Overview

On a live production facility, such as an Oil & Gas platform, the process will be continuous, and any downtime caused by Safety Instrument Function (SIF) testing can be very costly.

As these types of assets continue to push out planned maintenance outages to maximise production, new techniques are being explored to provide the same assurance and confidence that the assets Safety Instrumented Systems (SIS) will perform as designed in the event of a potential major accident hazard.

This case study will explore techniques on how SIF testing can be achieved with Sub System testing.

SIF Testing

Sub System Testing

Both the complete Safety Instrument System (SIS) and its Safety Instrument Functions (SIFs) can both be defined as three separate sub systems;

  • Sensor Subsystem
  • Logic Solver Subsystem
  • Final Element Sub System

To validate the functionality of the SIS / SIF, end to end testing needs to be performed to ensure the activation of the Sensor, through the Logic Solver, to the Final Element, actions as designed.

Each SIF will have a proof test interval defined as part of its Safety Requirement Specification (SRS), detailing the timescale between performing end to end testing.

Traditional means of SIF testing will require the live production system to be utilised. By activating the sensor (via a test medium, test tool etc), the SIS will respond accordingly and the executive actions of primary and secondary final elements will activate.

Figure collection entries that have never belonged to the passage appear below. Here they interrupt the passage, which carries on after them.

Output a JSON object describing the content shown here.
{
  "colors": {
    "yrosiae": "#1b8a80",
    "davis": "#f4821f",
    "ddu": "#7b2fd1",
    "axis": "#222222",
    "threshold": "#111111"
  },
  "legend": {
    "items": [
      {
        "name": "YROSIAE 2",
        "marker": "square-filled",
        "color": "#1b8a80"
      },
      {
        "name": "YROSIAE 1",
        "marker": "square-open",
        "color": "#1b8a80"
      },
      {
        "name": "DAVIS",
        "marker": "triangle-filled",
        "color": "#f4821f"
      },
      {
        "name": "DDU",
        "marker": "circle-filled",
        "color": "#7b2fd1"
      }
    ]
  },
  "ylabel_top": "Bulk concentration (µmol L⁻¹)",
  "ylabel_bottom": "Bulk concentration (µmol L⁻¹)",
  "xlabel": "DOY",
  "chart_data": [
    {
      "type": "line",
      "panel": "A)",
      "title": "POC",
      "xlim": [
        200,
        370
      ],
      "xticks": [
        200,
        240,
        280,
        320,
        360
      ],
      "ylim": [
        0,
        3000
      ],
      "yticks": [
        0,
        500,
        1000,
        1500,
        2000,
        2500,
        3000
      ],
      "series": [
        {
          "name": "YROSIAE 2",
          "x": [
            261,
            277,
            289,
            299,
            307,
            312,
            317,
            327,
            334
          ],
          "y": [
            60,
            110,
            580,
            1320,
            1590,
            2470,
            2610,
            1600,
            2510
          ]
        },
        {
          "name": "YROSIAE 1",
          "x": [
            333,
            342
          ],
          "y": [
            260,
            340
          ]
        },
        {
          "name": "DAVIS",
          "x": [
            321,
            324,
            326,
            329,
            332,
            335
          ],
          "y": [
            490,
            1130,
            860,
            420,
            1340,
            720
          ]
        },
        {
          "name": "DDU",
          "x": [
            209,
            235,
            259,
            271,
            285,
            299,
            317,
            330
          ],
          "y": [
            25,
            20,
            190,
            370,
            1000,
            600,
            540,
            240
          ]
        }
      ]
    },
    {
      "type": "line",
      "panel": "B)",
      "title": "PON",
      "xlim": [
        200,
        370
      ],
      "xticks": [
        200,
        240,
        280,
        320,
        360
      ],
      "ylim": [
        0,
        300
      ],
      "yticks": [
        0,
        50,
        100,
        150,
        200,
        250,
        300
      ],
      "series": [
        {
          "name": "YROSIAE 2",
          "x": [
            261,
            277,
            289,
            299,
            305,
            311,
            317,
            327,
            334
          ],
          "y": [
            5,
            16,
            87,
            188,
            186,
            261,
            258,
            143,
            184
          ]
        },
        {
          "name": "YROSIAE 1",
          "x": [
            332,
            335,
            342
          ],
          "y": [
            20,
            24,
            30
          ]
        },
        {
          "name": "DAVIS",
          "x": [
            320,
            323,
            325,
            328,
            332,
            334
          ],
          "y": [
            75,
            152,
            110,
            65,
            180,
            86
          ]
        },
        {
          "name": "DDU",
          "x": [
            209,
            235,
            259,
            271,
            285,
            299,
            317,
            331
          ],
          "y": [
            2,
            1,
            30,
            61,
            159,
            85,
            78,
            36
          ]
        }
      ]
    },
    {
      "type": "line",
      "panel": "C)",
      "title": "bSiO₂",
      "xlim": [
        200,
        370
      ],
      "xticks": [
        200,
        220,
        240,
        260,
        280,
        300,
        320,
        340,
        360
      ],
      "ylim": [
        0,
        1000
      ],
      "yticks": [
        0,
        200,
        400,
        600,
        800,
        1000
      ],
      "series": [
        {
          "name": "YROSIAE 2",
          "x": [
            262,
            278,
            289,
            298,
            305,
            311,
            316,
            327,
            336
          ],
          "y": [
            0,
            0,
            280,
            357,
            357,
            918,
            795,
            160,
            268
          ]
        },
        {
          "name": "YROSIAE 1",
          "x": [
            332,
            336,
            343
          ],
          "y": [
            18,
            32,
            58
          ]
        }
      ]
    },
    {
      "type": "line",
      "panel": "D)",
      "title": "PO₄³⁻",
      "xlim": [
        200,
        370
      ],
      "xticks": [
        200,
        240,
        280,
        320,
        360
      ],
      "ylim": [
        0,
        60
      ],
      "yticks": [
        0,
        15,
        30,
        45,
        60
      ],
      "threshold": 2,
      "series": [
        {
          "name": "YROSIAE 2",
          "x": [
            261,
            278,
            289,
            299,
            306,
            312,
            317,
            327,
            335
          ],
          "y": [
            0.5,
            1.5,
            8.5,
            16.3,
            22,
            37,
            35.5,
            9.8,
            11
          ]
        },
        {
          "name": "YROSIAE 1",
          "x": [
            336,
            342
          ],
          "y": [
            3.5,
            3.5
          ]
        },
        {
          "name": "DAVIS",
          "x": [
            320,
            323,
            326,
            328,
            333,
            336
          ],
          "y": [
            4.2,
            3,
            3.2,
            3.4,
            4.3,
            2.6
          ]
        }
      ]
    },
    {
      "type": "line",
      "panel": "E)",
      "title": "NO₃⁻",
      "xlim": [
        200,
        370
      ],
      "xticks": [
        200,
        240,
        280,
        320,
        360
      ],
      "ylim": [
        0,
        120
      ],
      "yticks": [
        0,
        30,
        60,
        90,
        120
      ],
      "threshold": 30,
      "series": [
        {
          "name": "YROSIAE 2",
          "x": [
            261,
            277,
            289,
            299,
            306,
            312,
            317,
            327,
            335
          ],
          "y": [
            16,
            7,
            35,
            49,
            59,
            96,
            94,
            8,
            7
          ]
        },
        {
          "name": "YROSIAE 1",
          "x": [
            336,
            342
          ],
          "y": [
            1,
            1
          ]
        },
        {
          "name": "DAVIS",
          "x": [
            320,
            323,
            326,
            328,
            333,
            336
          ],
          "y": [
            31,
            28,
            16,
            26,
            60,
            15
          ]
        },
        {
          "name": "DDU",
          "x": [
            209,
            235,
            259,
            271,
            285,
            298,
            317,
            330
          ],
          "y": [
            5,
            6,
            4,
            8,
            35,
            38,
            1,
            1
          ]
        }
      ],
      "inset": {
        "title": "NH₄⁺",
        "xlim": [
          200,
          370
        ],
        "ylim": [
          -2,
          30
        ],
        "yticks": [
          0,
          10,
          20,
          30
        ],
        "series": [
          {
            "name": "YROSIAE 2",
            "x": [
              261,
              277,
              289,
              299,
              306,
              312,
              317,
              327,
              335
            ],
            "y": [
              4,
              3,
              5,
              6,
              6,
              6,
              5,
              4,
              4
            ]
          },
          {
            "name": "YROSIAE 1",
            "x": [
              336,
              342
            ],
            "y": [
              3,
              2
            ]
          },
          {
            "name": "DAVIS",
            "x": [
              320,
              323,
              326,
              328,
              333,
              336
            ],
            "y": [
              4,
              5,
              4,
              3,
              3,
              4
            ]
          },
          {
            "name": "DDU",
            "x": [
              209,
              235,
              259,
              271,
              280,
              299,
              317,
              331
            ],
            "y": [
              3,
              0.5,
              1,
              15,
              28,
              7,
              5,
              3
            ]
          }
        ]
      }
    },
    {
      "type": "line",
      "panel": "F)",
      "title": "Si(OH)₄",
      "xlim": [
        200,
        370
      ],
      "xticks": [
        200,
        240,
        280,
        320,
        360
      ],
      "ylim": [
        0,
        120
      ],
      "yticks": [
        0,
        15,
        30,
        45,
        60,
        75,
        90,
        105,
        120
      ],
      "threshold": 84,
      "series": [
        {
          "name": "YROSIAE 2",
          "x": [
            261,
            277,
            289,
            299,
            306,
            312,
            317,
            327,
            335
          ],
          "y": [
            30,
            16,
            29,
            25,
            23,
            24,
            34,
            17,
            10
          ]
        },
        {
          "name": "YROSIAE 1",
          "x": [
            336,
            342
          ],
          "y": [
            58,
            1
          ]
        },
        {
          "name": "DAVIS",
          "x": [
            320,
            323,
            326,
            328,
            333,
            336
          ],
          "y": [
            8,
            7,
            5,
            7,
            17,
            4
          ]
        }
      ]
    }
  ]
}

The SIS / SIF subsystems can be defined from a Proof Testing perspective as;

  • Input Sub System
    • Sensor (Including field wiring and any interface devices (barriers etc))
    • SIS Input Module (Including termination boards)
    • SIS Application Software Input Processing Logic
  • Logic Solver Sub System
    • SIS Processor
    • SIS Application Software comprised of;
      • Input Processing Logic
      • Cause and Effect (C&E) Processing Logic
      • Output Processing Logic
  • Output Sub System
    • SIS Application Software Output Processing Logic
    • SIS Output Module (Including termination boards)
    • Final Element (Including field wiring and any interface devices (relays etc))


Input Sub System Testing

When performing Input / Sensor testing on the live production system, this can carried out through inhibited testing.

By activating the maintenance inhibit on the Sensor within the Logic Solver (normally via HMI), this will defeat the C&E Logic and prevent the Final Elements from activating.

Activating the sensor in the field whilst inhibited on the live production system can provide the following;

  • Confirmation of field wiring between Sensor, any interface devices and the SIS Input Module.
  • Confirmation of Input Configuration and Channel Allocations etc within Logic Solver.
  • Confirmation of configured sensor ranges and trip settings, both within the Sensor and Logic Solver.
  • Confirmation of HMI functionality and communications.

An example Inhibited test can be shown below;

The above testing can be shown on the System Proof Testing Block Diagram, showing the elements covered by the Input Testing with Inhibits applied;

By performing inhibited testing of sensors, there is minimal risk to the continuous production and hence this testing can be performed at any time, normally as part of the annual Planned Maintenance (PM) activities.

Output Sub System Testing

When performing Output / End Element testing on the live production system, this can be achieved by individual trip testing, allowing for the individual output to be actioned without activating a C&E trip.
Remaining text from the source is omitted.